Hat die Trendwende schon früher eingesetzt als erwartet?
Während sich viele um die steigenden Zahlen sorgten, beobachteten Bund und BAG die Zahlen ohne zu intervenieren. Entscheidend hierfür dürfte die Form der Kurve gewesen sein: Über weite Zeiten blieb der Anstieg weitgehend konstant – die Kurve verlief geradlinig.
Das ist entgegen der ersten Intention ein gutes Zeichen.
Für die Beschreibung der Ausbreitung einer Epidemie verwenden Infektiologen die effektive Reproduktionszahl R. Sie gibt an, wie viele Menschen von einer infizierten Person angesteckt werden. Ist R grösser als 1, nehmen die Fallzahlen zu. Doch bleibt R konstant, nehmen die Fälle exponentiell zu – die Kurve der Neuinfektionen wird immer steiler.
Dass die Zunahme der Fälle des Coronavirus geradlinig war, heisst also, dass R konstant kleiner geworden ist: Eine Person hat im Schnitt immer weniger weitere Personen angesteckt. Dass die Fälle nun abnehmen, heisst, dass R seit kurzem unter den Schwellenwert von 1 gesunken ist.

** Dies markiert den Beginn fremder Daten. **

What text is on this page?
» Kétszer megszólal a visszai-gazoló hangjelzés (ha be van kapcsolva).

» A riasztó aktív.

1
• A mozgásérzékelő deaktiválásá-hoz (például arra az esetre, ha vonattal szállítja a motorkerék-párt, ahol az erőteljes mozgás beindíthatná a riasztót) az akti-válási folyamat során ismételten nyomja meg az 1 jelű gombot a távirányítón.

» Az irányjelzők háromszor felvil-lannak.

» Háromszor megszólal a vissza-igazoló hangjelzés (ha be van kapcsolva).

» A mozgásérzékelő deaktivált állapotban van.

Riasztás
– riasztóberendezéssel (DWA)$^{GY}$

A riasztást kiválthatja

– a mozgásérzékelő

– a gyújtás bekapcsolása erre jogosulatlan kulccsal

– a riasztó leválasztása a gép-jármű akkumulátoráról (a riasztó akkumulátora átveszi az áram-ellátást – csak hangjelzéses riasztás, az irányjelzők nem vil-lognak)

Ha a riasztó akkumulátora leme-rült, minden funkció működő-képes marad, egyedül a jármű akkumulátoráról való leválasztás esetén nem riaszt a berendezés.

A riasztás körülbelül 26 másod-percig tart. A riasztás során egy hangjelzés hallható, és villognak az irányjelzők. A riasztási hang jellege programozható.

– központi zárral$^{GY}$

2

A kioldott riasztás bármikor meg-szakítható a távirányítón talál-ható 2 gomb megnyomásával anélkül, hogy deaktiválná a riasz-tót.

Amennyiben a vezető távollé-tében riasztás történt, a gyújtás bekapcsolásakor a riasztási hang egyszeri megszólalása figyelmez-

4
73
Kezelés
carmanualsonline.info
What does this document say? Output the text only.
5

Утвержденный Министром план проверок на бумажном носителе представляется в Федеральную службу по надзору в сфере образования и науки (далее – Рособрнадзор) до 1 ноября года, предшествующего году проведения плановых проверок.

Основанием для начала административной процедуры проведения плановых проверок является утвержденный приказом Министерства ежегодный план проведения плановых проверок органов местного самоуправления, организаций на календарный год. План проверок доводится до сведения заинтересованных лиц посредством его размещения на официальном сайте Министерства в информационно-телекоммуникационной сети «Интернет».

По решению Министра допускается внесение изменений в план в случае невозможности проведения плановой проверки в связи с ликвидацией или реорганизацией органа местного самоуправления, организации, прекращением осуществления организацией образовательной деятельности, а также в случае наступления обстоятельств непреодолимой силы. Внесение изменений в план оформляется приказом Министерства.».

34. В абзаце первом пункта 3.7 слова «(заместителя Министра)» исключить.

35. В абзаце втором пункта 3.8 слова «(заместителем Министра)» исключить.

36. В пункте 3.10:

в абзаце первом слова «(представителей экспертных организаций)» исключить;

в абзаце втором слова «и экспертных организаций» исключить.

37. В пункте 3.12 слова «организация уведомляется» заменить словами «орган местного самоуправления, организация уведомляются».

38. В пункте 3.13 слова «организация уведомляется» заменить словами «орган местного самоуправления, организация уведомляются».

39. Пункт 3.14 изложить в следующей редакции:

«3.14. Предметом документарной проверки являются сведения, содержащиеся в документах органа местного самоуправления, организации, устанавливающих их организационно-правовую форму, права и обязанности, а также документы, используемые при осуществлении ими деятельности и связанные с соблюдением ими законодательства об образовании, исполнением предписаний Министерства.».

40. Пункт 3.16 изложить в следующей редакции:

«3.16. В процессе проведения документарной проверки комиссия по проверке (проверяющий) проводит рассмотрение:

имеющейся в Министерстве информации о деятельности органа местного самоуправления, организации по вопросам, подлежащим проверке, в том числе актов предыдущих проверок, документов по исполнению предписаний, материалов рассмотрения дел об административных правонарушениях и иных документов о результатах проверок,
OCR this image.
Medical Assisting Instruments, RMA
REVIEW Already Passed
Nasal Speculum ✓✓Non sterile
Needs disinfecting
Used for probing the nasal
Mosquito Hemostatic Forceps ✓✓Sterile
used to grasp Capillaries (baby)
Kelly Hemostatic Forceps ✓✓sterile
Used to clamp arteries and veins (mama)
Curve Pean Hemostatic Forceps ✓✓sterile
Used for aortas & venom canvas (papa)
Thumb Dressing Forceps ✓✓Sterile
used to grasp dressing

Was kann den Abwärtstrend noch stoppen?
Wir können Aufatmen – die Zahlen zeichnen durchs Band ein erfreuliches Bild. Doch wie wenig es braucht, damit der Trend wieder kippt, zeigt sich in Frankreich. Die dortigen Massnahmen unterscheiden sich nur minimal von den hiesigen, und im Nachbarland wachsen die Fallzahlen wieder exponentiell.
Gerade angesichts des heranrollenden Winters bleibt die Lage angespannt: Der Tessiner Epidemiologe Andreas Cerny warnt: «In der kalten Jahreszeit sind wir näher zusammen und öfter in geschlossenen, geheizten und damit wenig belüfteten Räumen. Dies sind Bedingungen, welche die Verbreitung von respiratorischen Viren generell fördern.»
Die Lage zum Coronavirus muss weiterhin genau beobachtet werden. Sollte R wieder steigen, müssten die Massnahmen sonst möglicherweise wieder verschärft werden.